The ACTU leadership huffed and puffed about the Government's Workplace Relations Bill being "the most malicious and vindictive piece of legislation that the country has ever seen", but took no serious action to kill it off. Instead, it sought negotiations not confrontation; deals with the Democrats not a general strike; a public information campaign not stopworks; lobbying Coalition MPs not occupying their offices; and constitutional challenges through the High Court, not major strike action. Jennie George looked to right-wing Independent Tasmanian Senator Brian Harradine to support the ACTU's court challenge to the Government's claim of a "mandate" to carve up the Industrial Relations Commission. And George even wrote to female Coalition MPs asking them to "raise their voices" on issues affecting women's rights in the Workplace Relations Bill. Presumably she included Jocelyn Newman and Amanda Vanstone, at the time responsible for savage cuts to social security and higher education respectively!

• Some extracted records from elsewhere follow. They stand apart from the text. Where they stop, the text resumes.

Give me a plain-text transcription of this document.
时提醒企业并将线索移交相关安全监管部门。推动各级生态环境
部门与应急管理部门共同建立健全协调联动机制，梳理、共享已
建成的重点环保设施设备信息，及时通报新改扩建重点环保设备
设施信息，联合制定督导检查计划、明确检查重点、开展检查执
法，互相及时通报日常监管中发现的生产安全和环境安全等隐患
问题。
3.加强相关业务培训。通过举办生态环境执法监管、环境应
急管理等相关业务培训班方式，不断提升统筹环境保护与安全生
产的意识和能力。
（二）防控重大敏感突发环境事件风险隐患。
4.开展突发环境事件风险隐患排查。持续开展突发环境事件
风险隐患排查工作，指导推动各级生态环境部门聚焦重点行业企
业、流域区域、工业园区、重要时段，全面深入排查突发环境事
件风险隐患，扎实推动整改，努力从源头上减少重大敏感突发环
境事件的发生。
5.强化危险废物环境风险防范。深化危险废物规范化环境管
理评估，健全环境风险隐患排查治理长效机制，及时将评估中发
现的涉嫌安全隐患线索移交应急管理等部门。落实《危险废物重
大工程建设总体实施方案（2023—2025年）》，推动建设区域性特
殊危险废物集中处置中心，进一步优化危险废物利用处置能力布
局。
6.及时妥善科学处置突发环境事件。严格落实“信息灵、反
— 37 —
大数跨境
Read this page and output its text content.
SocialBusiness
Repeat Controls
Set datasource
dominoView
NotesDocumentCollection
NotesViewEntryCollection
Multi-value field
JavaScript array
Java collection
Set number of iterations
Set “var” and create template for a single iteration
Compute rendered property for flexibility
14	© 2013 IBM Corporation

Relying on the Democrats got the ACTU nowhere. The Democrats voted in favour of stripping back unfair dismissal protections, the removal of limits to part-time work in awards, "freedom of association" for scabs, and the punitive legislation against solidarity industrial action which went on to cripple the ACTU in the waterfront dispute two years later. Even after the Bill was tabled, the ACTU told the Government that it had "no plans" for co-ordinated strike action. Rather, the Financial Review explained, "it was leaving it up to employees in individual workplaces depending on their employer's reaction to the Bill".
Two years later, in July 1998, when all awards were compulsorily stripped back to 20 minimum conditions, only the CFMEU took any protest action against this savage attack on the whole award system and basic employment conditions. And in the run-up to the election on 3 October, the Victorian Trades Hall Council was alone in organising a mass demonstration against the Coalition Government. This was a far cry from 1993 when unions around the country pulled out all stops to flatten Hewson's election challenge.
As capitalism ages and the prospects for significant improvements in workers' living standards become even more remote, the role of union officials is likely to become even more conservative. Sticking within a decaying system means that the union officials become industrial police officers who will defend their own role when under attack, but not the material conditions of union members. The only thing that can counteract this trend is the revival of lively industrial activism at the grassroots.
Such a revival of rank and file organisation and self activity is not about to happen overnight. The MUA dispute is just one step in what may be a prolonged and bitter campaign to drive back the employers' relentless offensive. There are likely to be many setbacks and defeats before the tide definitely turns.
But rebuilding a fighting labour movement is possible. The defeats workers are suffering today are not inevitable. What holds workers back in many cases is the failure of political will of our leaders and our own lack of confidence to fight when our leaders are unwilling to give a lead.
To rebuild a fighting union movement will mean breaking with all the ideas of consensus and class collaboration that have dominated the past 15 years. It will mean reviving a socialist current within the labour movement that recognises that there is no room for co-operation with employers and their governments (of whatever political description), one that champions the interests of ordinary workers over those of profit, and that understands that only militant and determined struggle can deliver results.
- 1'A few thoughts on the waterfront dispute', West End Neighbourhood News (Brisbane), June 1998, p.21.